UC Berkeley's DocETL Brings Declarative LLM-Powered Data Processing to VLDB 2025
Key Takeaways
- ▸DocETL makes LLM-powered data processing more accessible by allowing users to define operations in natural language rather than writing code
- ▸Automatic optimization reduces computational costs and improves accuracy by intelligently selecting models, rewriting prompts, and substituting code where beneficial
- ▸The framework supports multiple LLM providers (OpenAI, Anthropic, etc.) and includes both Python API and low-code YAML declarative syntax
Summary
Researchers at UC Berkeley's EPIC Data Lab have published DocETL, an open-source framework that simplifies complex data processing pipelines using large language models. Rather than writing individual LLM calls and manually optimizing them, users can declare operations in natural language—such as "pull out every complaint in this ticket"—and DocETL handles the heavy lifting with map-reduce operators, automatic parallelization, and intelligent optimization. The framework automatically tunes accuracy, cost, and latency by swapping models, rewriting prompts, and replacing LLM subtasks with code where appropriate. The paper was published at VLDB 2025, one of the top database systems conferences, alongside a companion research paper on DocWrangler (Best Paper Honorable Mention at UIST 2025), an interactive UI for visual pipeline development.
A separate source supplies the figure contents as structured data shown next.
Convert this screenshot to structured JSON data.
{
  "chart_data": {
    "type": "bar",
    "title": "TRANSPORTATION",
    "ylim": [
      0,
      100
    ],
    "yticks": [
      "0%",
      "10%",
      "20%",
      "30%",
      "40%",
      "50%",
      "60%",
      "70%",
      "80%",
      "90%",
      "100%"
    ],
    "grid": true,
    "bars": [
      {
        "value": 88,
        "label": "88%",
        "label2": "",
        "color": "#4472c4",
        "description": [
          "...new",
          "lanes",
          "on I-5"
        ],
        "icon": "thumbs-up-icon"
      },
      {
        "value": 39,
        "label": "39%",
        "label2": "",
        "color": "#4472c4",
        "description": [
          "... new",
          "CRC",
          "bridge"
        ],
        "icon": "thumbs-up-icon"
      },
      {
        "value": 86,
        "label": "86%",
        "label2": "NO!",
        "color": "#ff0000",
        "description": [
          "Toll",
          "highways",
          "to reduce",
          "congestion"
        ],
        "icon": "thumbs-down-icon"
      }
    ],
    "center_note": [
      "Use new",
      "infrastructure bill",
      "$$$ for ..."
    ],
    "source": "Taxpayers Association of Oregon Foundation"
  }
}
- Distributed across open source with interactive playground (DocWrangler UI) and Claude Code integration for quick pipeline development
Editorial Opinion
DocETL addresses a real pain point in the LLM application space—the gap between simple one-off LLM calls and production-grade data pipelines. By combining declarative syntax with automatic optimization, it could significantly lower the barrier to entry for building sophisticated data processing workflows. The dual publications at VLDB and UIST suggest the authors have thought deeply about both the systems architecture and the user experience, which is rare in academic work.